You stay a step ahead, have a plan, prepare to drop the plan if needed, think about what they need, treat them as people and above all, listen.
There are few people in this world who won’t tell you want they want if you ask them sincerely.
It has been a process of learning for me as well, honing multitasking, patience and not being afraid of watching eyes. And throughout it all still being myself.
Recently I have been given, or rather loaned, my own class until the end of semester. Or as Swedes would say, until the start of semester. Yes, confusing, I know.
I reacted to the news with excitement and soon began to plan all of the cool things I could teach them about, all the stories and songs I could bring and share with them. Neil Gaiman, Suzanne Vega, Terry Pratchett, fairy tales, myths and legends, so many things! So many options! The real question should have been, of course, what do they need to learn and how can I help them to find it.

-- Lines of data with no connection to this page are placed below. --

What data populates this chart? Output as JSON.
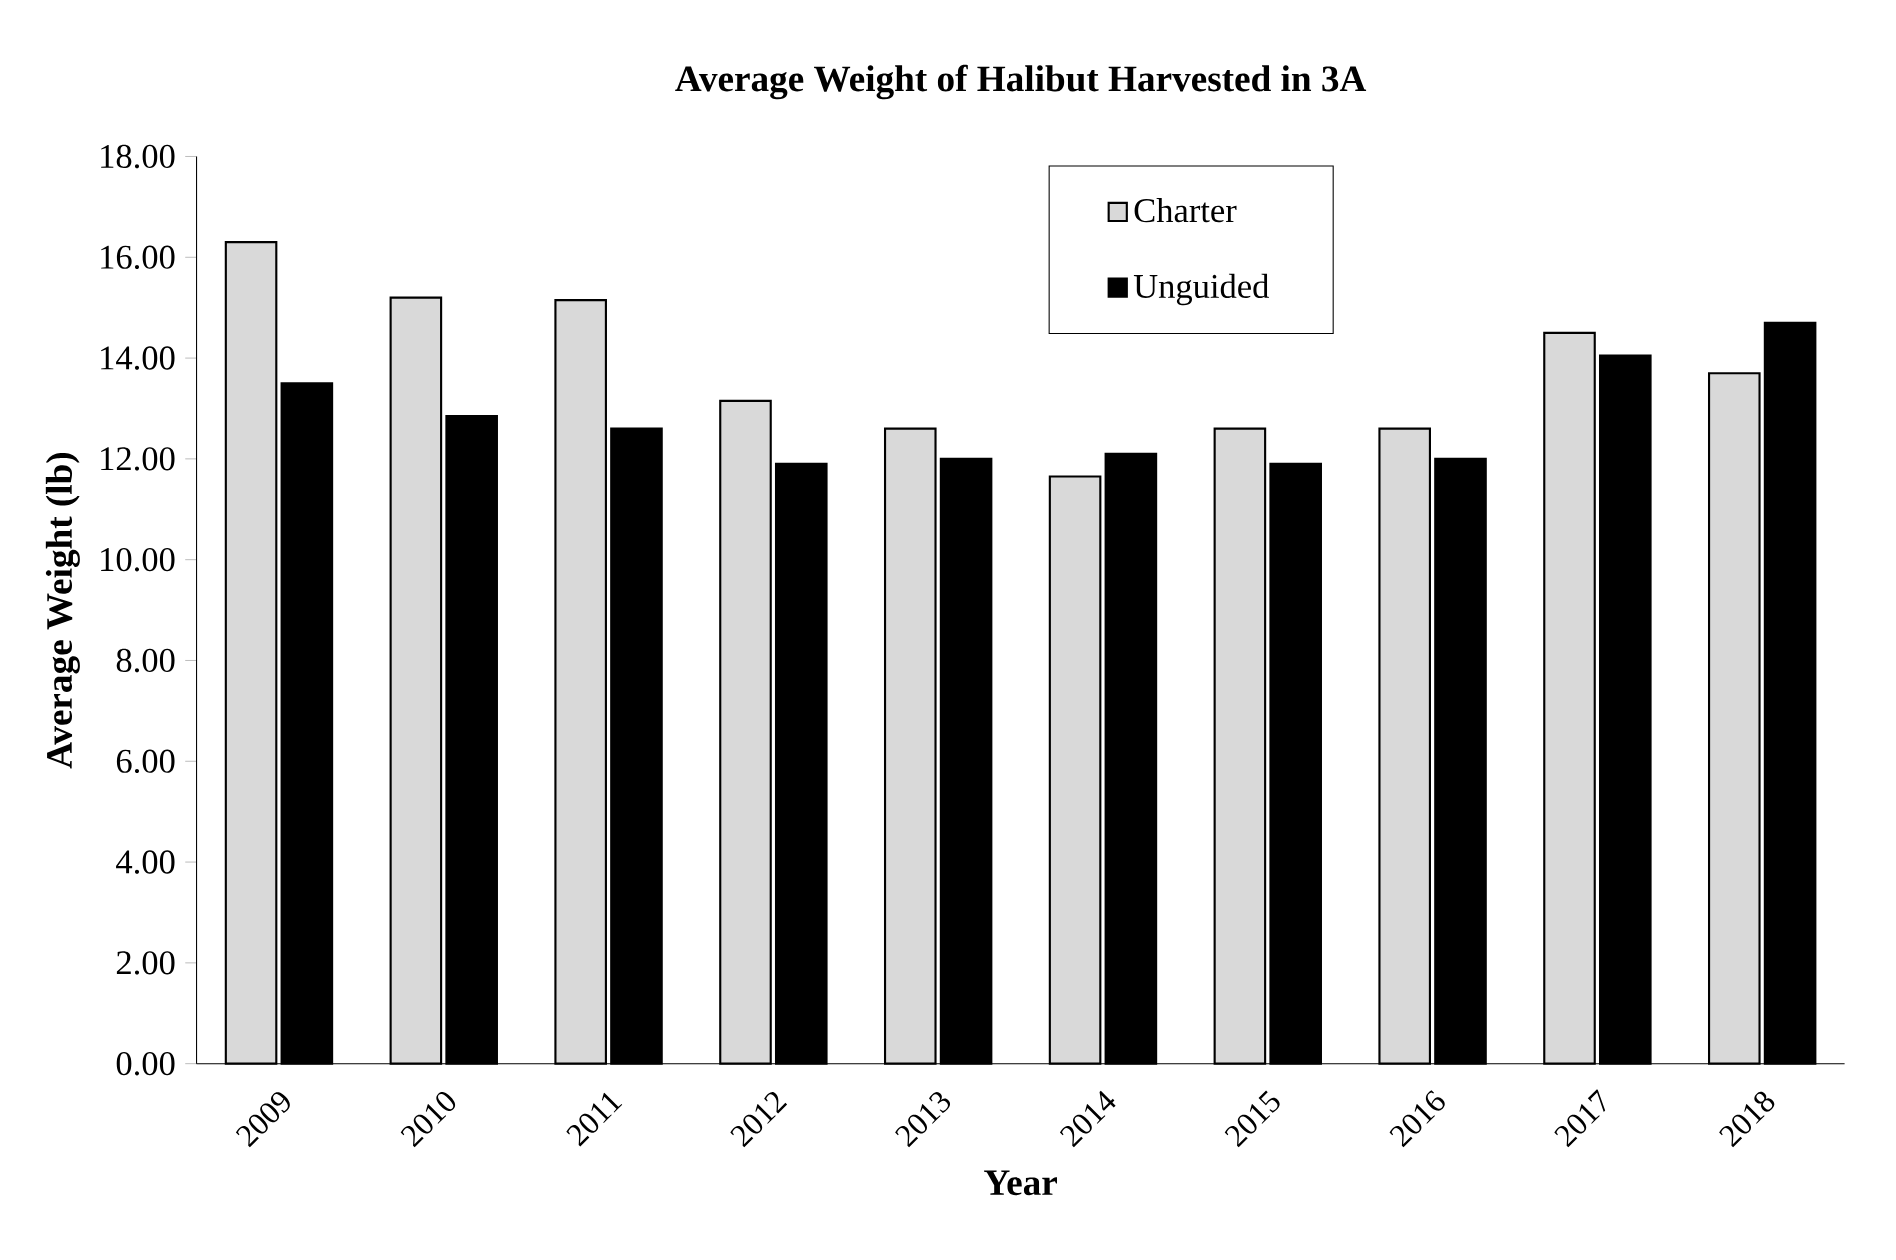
{
  "chart_data": {
    "type": "bar",
    "title": "Average Weight of Halibut  Harvested in 3A",
    "xlabel": "Year",
    "ylabel": "Average Weight (lb)",
    "categories": [
      "2009",
      "2010",
      "2011",
      "2012",
      "2013",
      "2014",
      "2015",
      "2016",
      "2017",
      "2018"
    ],
    "series": [
      {
        "name": "Charter",
        "color": "#d9d9d9",
        "values": [
          16.3,
          15.2,
          15.15,
          13.15,
          12.6,
          11.65,
          12.6,
          12.6,
          14.5,
          13.7
        ]
      },
      {
        "name": "Unguided",
        "color": "#000000",
        "values": [
          13.5,
          12.85,
          12.6,
          11.9,
          12.0,
          12.1,
          11.9,
          12.0,
          14.05,
          14.7
        ]
      }
    ],
    "ylim": [
      0,
      18
    ],
    "yticks": [
      {
        "value": 0,
        "label": "0.00"
      },
      {
        "value": 2,
        "label": "2.00"
      },
      {
        "value": 4,
        "label": "4.00"
      },
      {
        "value": 6,
        "label": "6.00"
      },
      {
        "value": 8,
        "label": "8.00"
      },
      {
        "value": 10,
        "label": "10.00"
      },
      {
        "value": 12,
        "label": "12.00"
      },
      {
        "value": 14,
        "label": "14.00"
      },
      {
        "value": 16,
        "label": "16.00"
      },
      {
        "value": 18,
        "label": "18.00"
      }
    ],
    "legend": "top right",
    "grid": false
  }
}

Discipline is required, especially when it comes to stories that you hold dear and would happily shove in the face of strangers on the street if you thought you could get away with it.
That said, I have included a few tasty morsels that I think the students will find interesting, and about which I can wax lyrical. The Queen and the Soldier has been done, with many insightful comments from the students, including aspects I’d never considered.

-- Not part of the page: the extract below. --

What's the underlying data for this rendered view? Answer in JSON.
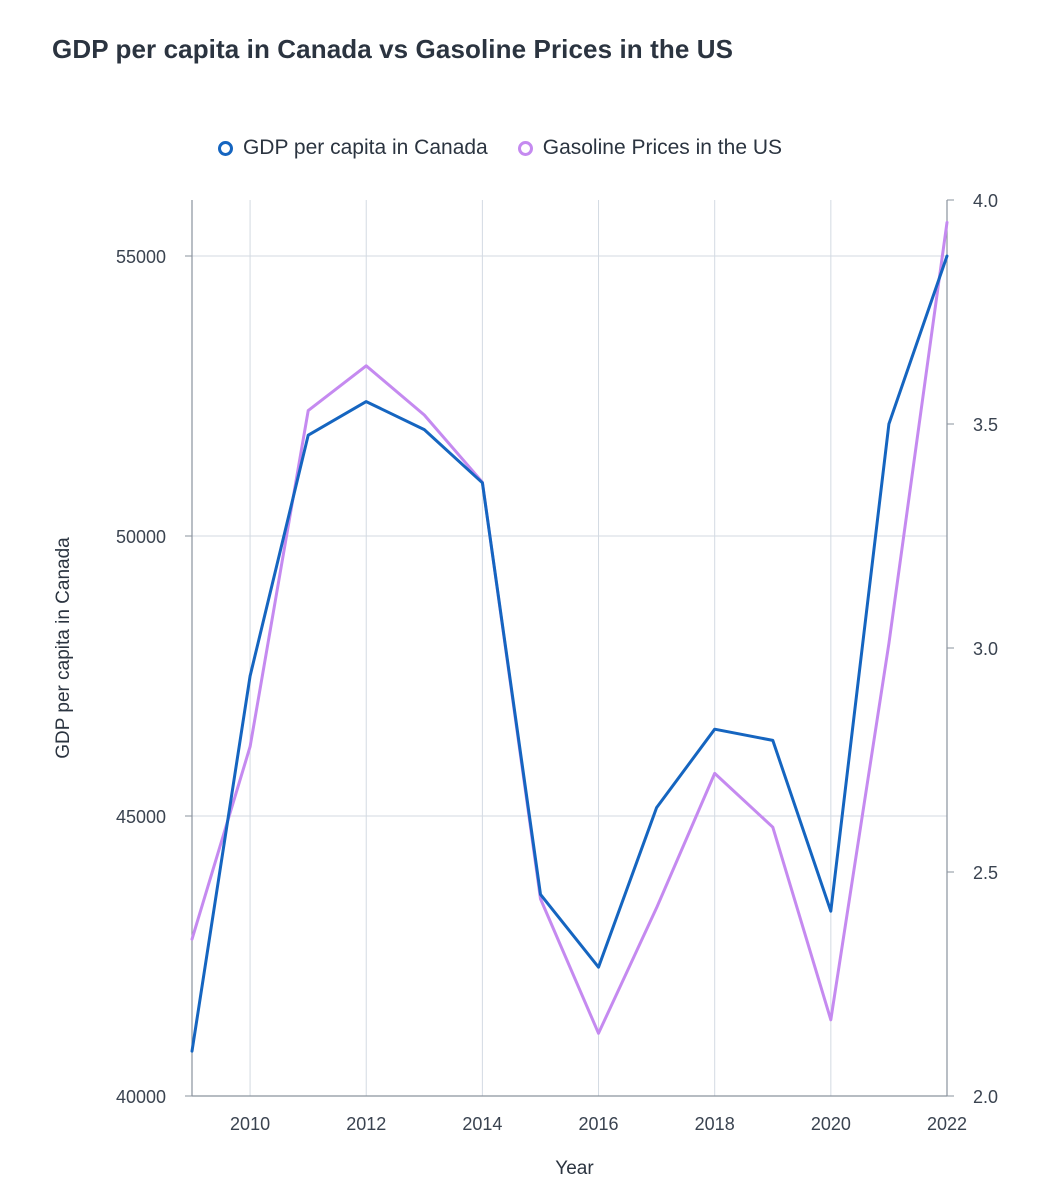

I’ve also found that learning another language has helped enormously in teaching my own, as I can see why people can make certain mistakes and for the first time get my head around the feeling of absorbing a language other than your own. It’s hard, and I am ever so glad that the two languages concerned have the same origin.

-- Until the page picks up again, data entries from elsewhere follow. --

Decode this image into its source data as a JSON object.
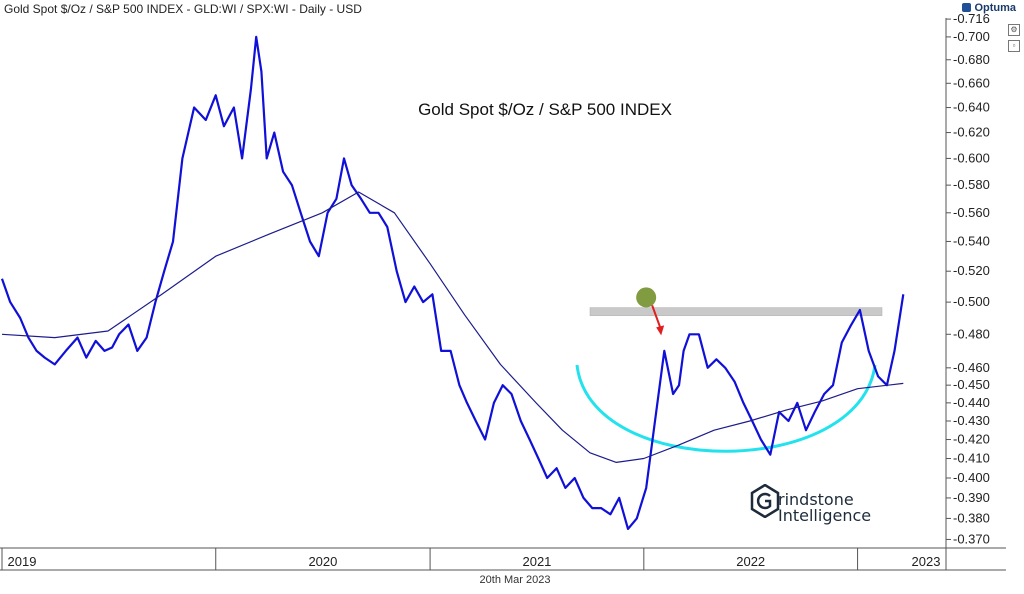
{
  "header": {
    "title": "Gold Spot $/Oz / S&P 500 INDEX - GLD:WI / SPX:WI - Daily - USD"
  },
  "brand": {
    "name": "Optuma"
  },
  "footer": {
    "date": "20th Mar 2023"
  },
  "watermark": {
    "line1": "rindstone",
    "line2": "Intelligence"
  },
  "colors": {
    "price": "#1010d8",
    "ma": "#1c1c8c",
    "arc": "#22e2ee",
    "resistance": "#c9c9c9",
    "peak_marker": "#6b8a20",
    "arrow": "#e02020",
    "grid": "#dcdcdc"
  },
  "chart_data": {
    "type": "line",
    "title": "Gold Spot $/Oz / S&P 500 INDEX",
    "xlabel": "",
    "ylabel": "",
    "scale": "log",
    "xlim": [
      "2019-01-01",
      "2023-06-01"
    ],
    "ylim": [
      0.366,
      0.717
    ],
    "grid": false,
    "x_tick_labels": [
      "2019",
      "2020",
      "2021",
      "2022",
      "2023"
    ],
    "y_tick_labels": [
      "0.716",
      "0.700",
      "0.680",
      "0.660",
      "0.640",
      "0.620",
      "0.600",
      "0.580",
      "0.560",
      "0.540",
      "0.520",
      "0.500",
      "0.480",
      "0.460",
      "0.450",
      "0.440",
      "0.430",
      "0.420",
      "0.410",
      "0.400",
      "0.390",
      "0.380",
      "0.370"
    ],
    "series": [
      {
        "role": "price",
        "x": [
          "2019-01-01",
          "2019-01-15",
          "2019-02-01",
          "2019-02-15",
          "2019-03-01",
          "2019-03-15",
          "2019-04-01",
          "2019-04-20",
          "2019-05-10",
          "2019-05-25",
          "2019-06-10",
          "2019-06-25",
          "2019-07-08",
          "2019-07-20",
          "2019-08-05",
          "2019-08-20",
          "2019-09-05",
          "2019-09-20",
          "2019-10-05",
          "2019-10-20",
          "2019-11-05",
          "2019-11-25",
          "2019-12-15",
          "2020-01-01",
          "2020-01-15",
          "2020-02-01",
          "2020-02-15",
          "2020-03-01",
          "2020-03-10",
          "2020-03-19",
          "2020-03-28",
          "2020-04-10",
          "2020-04-25",
          "2020-05-10",
          "2020-05-25",
          "2020-06-10",
          "2020-06-25",
          "2020-07-10",
          "2020-07-25",
          "2020-08-07",
          "2020-08-20",
          "2020-09-05",
          "2020-09-20",
          "2020-10-05",
          "2020-10-20",
          "2020-11-05",
          "2020-11-20",
          "2020-12-05",
          "2020-12-20",
          "2021-01-05",
          "2021-01-20",
          "2021-02-05",
          "2021-02-20",
          "2021-03-05",
          "2021-03-20",
          "2021-04-05",
          "2021-04-20",
          "2021-05-05",
          "2021-05-20",
          "2021-06-05",
          "2021-06-20",
          "2021-07-05",
          "2021-07-20",
          "2021-08-05",
          "2021-08-20",
          "2021-09-05",
          "2021-09-20",
          "2021-10-05",
          "2021-10-20",
          "2021-11-05",
          "2021-11-20",
          "2021-12-05",
          "2021-12-20",
          "2022-01-05",
          "2022-01-20",
          "2022-02-05",
          "2022-02-20",
          "2022-03-02",
          "2022-03-10",
          "2022-03-20",
          "2022-04-05",
          "2022-04-20",
          "2022-05-05",
          "2022-05-20",
          "2022-06-05",
          "2022-06-20",
          "2022-07-05",
          "2022-07-20",
          "2022-08-05",
          "2022-08-20",
          "2022-09-05",
          "2022-09-20",
          "2022-10-05",
          "2022-10-20",
          "2022-11-05",
          "2022-11-20",
          "2022-12-05",
          "2022-12-20",
          "2023-01-05",
          "2023-01-20",
          "2023-02-05",
          "2023-02-20",
          "2023-03-05",
          "2023-03-20"
        ],
        "y": [
          0.515,
          0.5,
          0.49,
          0.478,
          0.47,
          0.466,
          0.462,
          0.47,
          0.478,
          0.466,
          0.476,
          0.47,
          0.472,
          0.48,
          0.486,
          0.47,
          0.478,
          0.5,
          0.52,
          0.54,
          0.6,
          0.64,
          0.63,
          0.65,
          0.625,
          0.64,
          0.6,
          0.655,
          0.7,
          0.67,
          0.6,
          0.62,
          0.59,
          0.58,
          0.56,
          0.54,
          0.53,
          0.56,
          0.57,
          0.6,
          0.58,
          0.57,
          0.56,
          0.56,
          0.55,
          0.52,
          0.5,
          0.51,
          0.5,
          0.505,
          0.47,
          0.47,
          0.45,
          0.44,
          0.43,
          0.42,
          0.44,
          0.45,
          0.445,
          0.43,
          0.42,
          0.41,
          0.4,
          0.405,
          0.395,
          0.4,
          0.39,
          0.385,
          0.385,
          0.382,
          0.39,
          0.375,
          0.38,
          0.395,
          0.43,
          0.47,
          0.445,
          0.45,
          0.47,
          0.48,
          0.48,
          0.46,
          0.465,
          0.46,
          0.452,
          0.44,
          0.43,
          0.42,
          0.412,
          0.435,
          0.43,
          0.44,
          0.425,
          0.435,
          0.445,
          0.45,
          0.475,
          0.485,
          0.495,
          0.47,
          0.455,
          0.45,
          0.47,
          0.505
        ]
      },
      {
        "role": "moving-average",
        "x": [
          "2019-01-01",
          "2019-04-01",
          "2019-07-01",
          "2019-10-01",
          "2020-01-01",
          "2020-04-01",
          "2020-07-01",
          "2020-09-01",
          "2020-11-01",
          "2021-01-01",
          "2021-03-01",
          "2021-05-01",
          "2021-07-01",
          "2021-08-15",
          "2021-10-01",
          "2021-11-15",
          "2022-01-01",
          "2022-03-01",
          "2022-05-01",
          "2022-07-01",
          "2022-09-01",
          "2022-11-01",
          "2023-01-01",
          "2023-03-20"
        ],
        "y": [
          0.48,
          0.478,
          0.482,
          0.505,
          0.53,
          0.545,
          0.56,
          0.575,
          0.56,
          0.525,
          0.492,
          0.462,
          0.44,
          0.425,
          0.413,
          0.408,
          0.41,
          0.417,
          0.425,
          0.43,
          0.436,
          0.441,
          0.448,
          0.451
        ]
      }
    ],
    "annotations": {
      "resistance_level": 0.494
    }
  }
}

So how do you teach? My mother would say that you should facilitate learning, which brings to my mind images of people as conduits, funneling knowledge out of their chests into the minds of others, holding knowledge within their reach if students want to take it. Then there’s the old method from Dickensian dramas, the repetition of information, provided on blackboards for absorption or a background to whatever the student is thinking about.
There are many others, of course, as I have been finding my own way, a way that is being more settled as time goes on.
There will be another class this week, and such is the nature of the job that there may be more. I seem to have almost fallen into teaching, and I finally feel as though I’m managing to tread water and perhaps even swim.